Marsan emits a bemused cackle.

"Well, that's not true, and I found, after about two hours on the water, that everything looked the same."

Even more confounding, there are parts of the mine that are utterly different. The support pillars that miners carved out of stone decades ago, and by which Marsan eventually learned to mark distances, can vary greatly in size. Some are little more than 20 feet in diameter, while others are more than 50 feet. Certain areas of the mine have pillars carved out in laser-precise fashion in a ten-by-ten grid. Older sections feature asymmetrical beams with irregular outcroppings that seem to exist for no other reason than to block otherwise orderly aisles.

After nine hours out on the lake that first day, Marsan finally managed to find his bearings by counting pillars and spotting a few conspicuously soot-stained walls. He paddled blind through the squeeze tube, not knowing what lay on the other side.

"This is his M.O.," his wife says. "He takes adventures to the nth degree. I didn't get really concerned about him until he was gone for eight hours."

Marsan and Teddy both come from military backgrounds. He joined the army in 1967, and she and Marsan met and fell in love in the early '80s while both were stationed at Fort Bragg, North Carolina. When he left the military in 1989, the couple moved to Teddy's home state of Missouri.

"In the military, you had camaraderie, you knew to depend on each other," Marsan says, attempting to trace the strange path that brought him to the caving-and-kayaking business. "In civilian life you only depend on yourself, because nobody is out there to help you. That's what we learned from the get-go."

click to enlarge Inside Crystal City Underground. - Tom Carlson
Tom Carlson
Inside Crystal City Underground.

By 1995 the stress of civilian life had reached a tipping point. Marsan bounced between warehouse jobs, driving freight and doing occasional mechanic work around Jefferson County. At the same time, the couple says, their marriage began falling apart.

"We were getting ready to divorce after fifteen years," he says. "We just didn't have anything in common."

Thankfully, a work friend of Marsan's suggested they attend a meeting of a regional caving group, Meramec Valley Grotto, that holds monthly meetings at the Alpine Shop in Kirkwood. Marsan took an immediate liking to the exploration and sense of community that reminded him of his military days.

Teddy, on the other hand, had to overcome a clawing fear of tight spaces and water. She pushed herself to keep up with her husband.

"I'm very claustrophobic," she says of her first cave trips. "They'd take me to the entrance of the cave, I'd get in three feet, come out, vomit and then have to pick up a shovel and bury it."

As for Marsan, he never had a problem with strange environments. Indeed, listening to his life stories is like hearing a tall tale come to life: A sixth-grade dropout, he spent summers hopping trains between Boston and New Hampshire before joining the army at eighteen and shipping off for multiple tours in post-war Korea. After leaving the military he volunteered as a firefighter. Now, in his golden years, he leads tour expeditions into a watery cave.

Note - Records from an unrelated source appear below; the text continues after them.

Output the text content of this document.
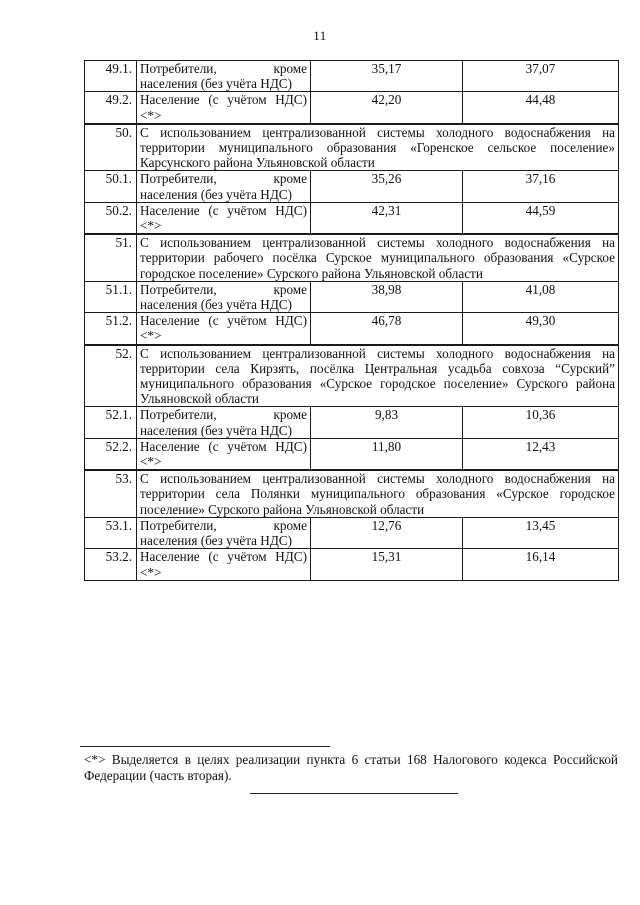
11
49.1.	Потребители, кроме населения (без учёта НДС)	35,17	37,07
49.2.	Население (с учётом НДС) <*>	42,20	44,48
50.	С использованием централизованной системы холодного водоснабжения на территории муниципального образования «Горенское сельское поселение» Карсунского района Ульяновской области		
50.1.	Потребители, кроме населения (без учёта НДС)	35,26	37,16
50.2.	Население (с учётом НДС) <*>	42,31	44,59
51.	С использованием централизованной системы холодного водоснабжения на территории рабочего посёлка Сурское муниципального образования «Сурское городское поселение» Сурского района Ульяновской области		
51.1.	Потребители, кроме населения (без учёта НДС)	38,98	41,08
51.2.	Население (с учётом НДС) <*>	46,78	49,30
52.	С использованием централизованной системы холодного водоснабжения на территории села Кирзять, посёлка Центральная усадьба совхоза “Сурский” муниципального образования «Сурское городское поселение» Сурского района Ульяновской области		
52.1.	Потребители, кроме населения (без учёта НДС)	9,83	10,36
52.2.	Население (с учётом НДС) <*>	11,80	12,43
53.	С использованием централизованной системы холодного водоснабжения на территории села Полянки муниципального образования «Сурское городское поселение» Сурского района Ульяновской области		
53.1.	Потребители, кроме населения (без учёта НДС)	12,76	13,45
53.2.	Население (с учётом НДС) <*>	15,31	16,14
<*> Выделяется в целях реализации пункта 6 статьи 168 Налогового кодекса Российской Федерации (часть вторая).
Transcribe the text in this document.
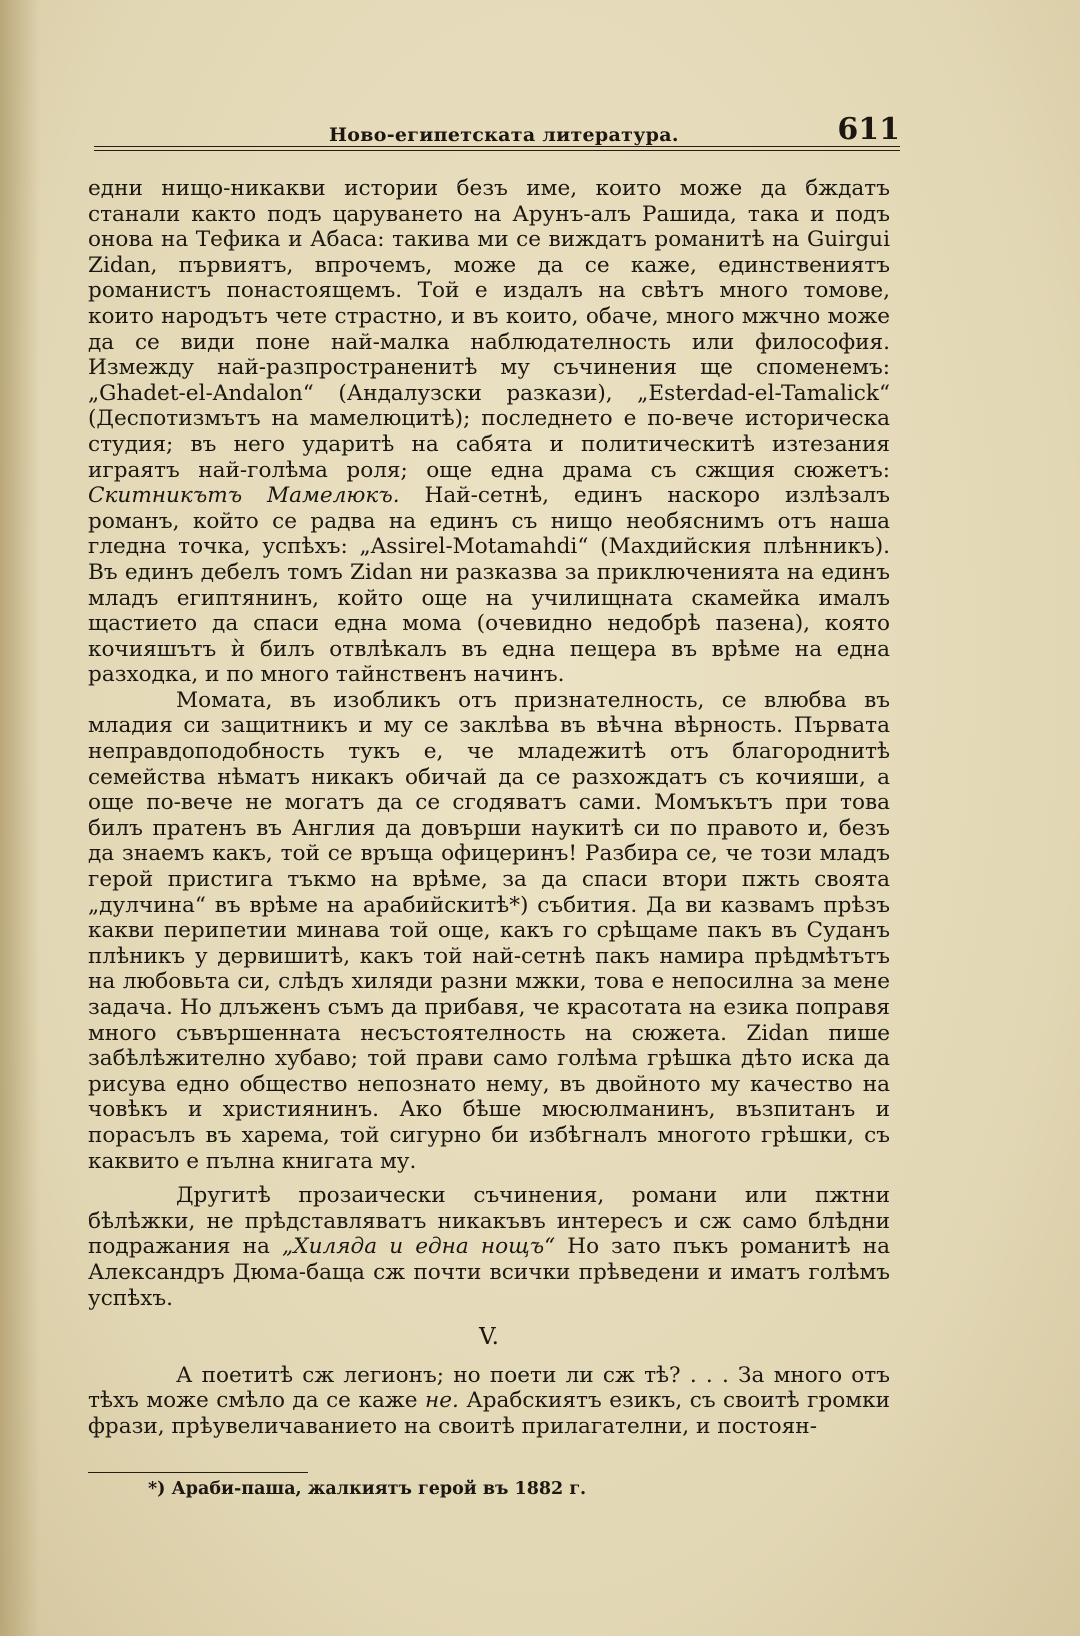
Ново-египетската литература.	611

едни нищо-никакви истории безъ име, които може да бждатъ станали както подъ царуването на Арунъ-алъ Рашида, така и подъ онова на Тефика и Абаса: такива ми се виждатъ романитѣ на Guirgui Zidan, първиятъ, впрочемъ, може да се каже, единствениятъ романистъ понастоящемъ. Той е издалъ на свѣтъ много томове, които народътъ чете страстно, и въ които, обаче, много мжчно може да се види поне най-малка наблюдателность или философия. Измежду най-разпространенитѣ му съчинения ще споменемъ: „Ghadet-el-Andalon“ (Андалузски разкази), „Esterdad-el-Tamalick“ (Деспотизмътъ на мамелюцитѣ); последнето е по-вече историческа студия; въ него ударитѣ на сабята и политическитѣ изтезания играятъ най-голѣма роля; още една драма съ сжщия сюжетъ: Скитникътъ Мамелюкъ. Най-сетнѣ, единъ наскоро излѣзалъ романъ, който се радва на единъ съ нищо необяснимъ отъ наша гледна точка, успѣхъ: „Assirel-Motamahdi“ (Махдийския плѣнникъ). Въ единъ дебелъ томъ Zidan ни разказва за приключенията на единъ младъ египтянинъ, който още на училищната скамейка ималъ щастието да спаси една мома (очевидно недобрѣ пазена), която кочияшътъ ѝ билъ отвлѣкалъ въ една пещера въ врѣме на една разходка, и по много тайнственъ начинъ.

Момата, въ изобликъ отъ признателность, се влюбва въ младия си защитникъ и му се заклѣва въ вѣчна вѣрность. Първата неправдоподобность тукъ е, че младежитѣ отъ благороднитѣ семейства нѣматъ никакъ обичай да се разхождатъ съ кочияши, а още по-вече не могатъ да се сгодяватъ сами. Момъкътъ при това билъ пратенъ въ Англия да довърши наукитѣ си по правото и, безъ да знаемъ какъ, той се връща офицеринъ! Разбира се, че този младъ герой пристига тъкмо на врѣме, за да спаси втори пжть своята „дулчина“ въ врѣме на арабийскитѣ*) събития. Да ви казвамъ прѣзъ какви перипетии минава той още, какъ го срѣщаме пакъ въ Суданъ плѣникъ у дервишитѣ, какъ той най-сетнѣ пакъ намира прѣдмѣтътъ на любовьта си, слѣдъ хиляди разни мжки, това е непосилна за мене задача. Но длъженъ съмъ да прибавя, че красотата на езика поправя много съвършенната несъстоятелность на сюжета. Zidan пише забѣлѣжително хубаво; той прави само голѣма грѣшка дѣто иска да рисува едно общество непознато нему, въ двойното му качество на човѣкъ и християнинъ. Ако бѣше мюсюлманинъ, възпитанъ и порасълъ въ харема, той сигурно би избѣгналъ многото грѣшки, съ каквито е пълна книгата му.

Другитѣ прозаически съчинения, романи или пжтни бѣлѣжки, не прѣдставляватъ никакъвъ интересъ и сж само блѣдни подражания на „Хиляда и една нощъ“ Но зато пъкъ романитѣ на Александръ Дюма-баща сж почти всички прѣведени и иматъ голѣмъ успѣхъ.

V.

А поетитѣ сж легионъ; но поети ли сж тѣ? . . . За много отъ тѣхъ може смѣло да се каже не. Арабскиятъ езикъ, съ своитѣ громки фрази, прѣувеличаванието на своитѣ прилагателни, и постоян-

*) Араби-паша, жалкиятъ герой въ 1882 г.
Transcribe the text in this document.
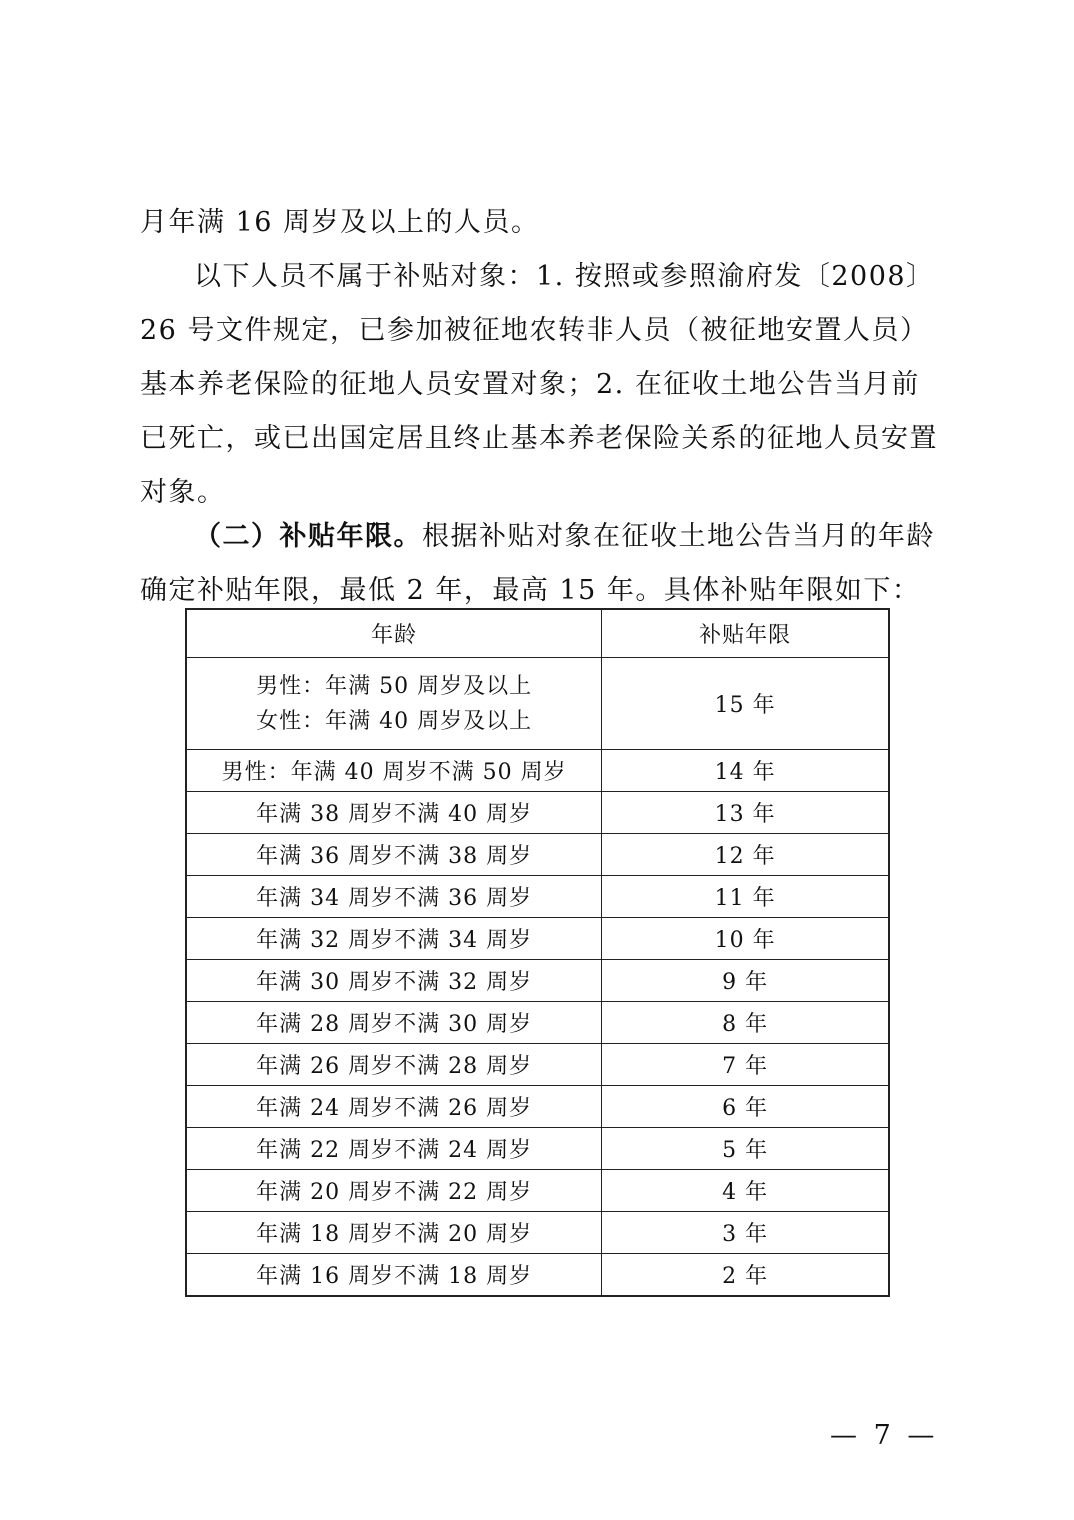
月年满 16 周岁及以上的人员。
以下人员不属于补贴对象：1. 按照或参照渝府发〔2008〕
26 号文件规定，已参加被征地农转非人员（被征地安置人员）
基本养老保险的征地人员安置对象；2. 在征收土地公告当月前
已死亡，或已出国定居且终止基本养老保险关系的征地人员安置
对象。
（二）补贴年限。根据补贴对象在征收土地公告当月的年龄
确定补贴年限，最低 2 年，最高 15 年。具体补贴年限如下：
年龄	补贴年限

男性：年满 50 周岁及以上
女性：年满 40 周岁及以上	15 年
男性：年满 40 周岁不满 50 周岁	14 年
年满 38 周岁不满 40 周岁	13 年
年满 36 周岁不满 38 周岁	12 年
年满 34 周岁不满 36 周岁	11 年
年满 32 周岁不满 34 周岁	10 年
年满 30 周岁不满 32 周岁	9 年
年满 28 周岁不满 30 周岁	8 年
年满 26 周岁不满 28 周岁	7 年
年满 24 周岁不满 26 周岁	6 年
年满 22 周岁不满 24 周岁	5 年
年满 20 周岁不满 22 周岁	4 年
年满 18 周岁不满 20 周岁	3 年
年满 16 周岁不满 18 周岁	2 年
— 7 —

"Every time I go in, there's always something new in here," he says. Marsan regularly searches for the exact spot where the groundwater poured in decades ago to create the lake and scours for new passages and left-behind machinery.

"There are a few places I can't find again, a few pumps," Marsan says, mentioning how he spotted a trunklike pipe, maybe a foot (or more) in diameter and ten feet long. He doesn't know what it was used for, but that's not really the point.

Later, back out on the water, Marsan's kayak casts a twelve-foot halo as it glides toward a wall. He halts the boat with a prod from his paddle and points his lantern into the crystal-green water.

"Look down on the wall," he says.

It takes a minute for the water to calm and the ripples to flatten. Below the water's surface someone long ago wrote in red paint, "What the hell am I doing here?"

Marsan grins, his expression lit by the ethereal interplay between water and light, stillness and shadow, present and past.

"Ain't this place awesome?" he says again.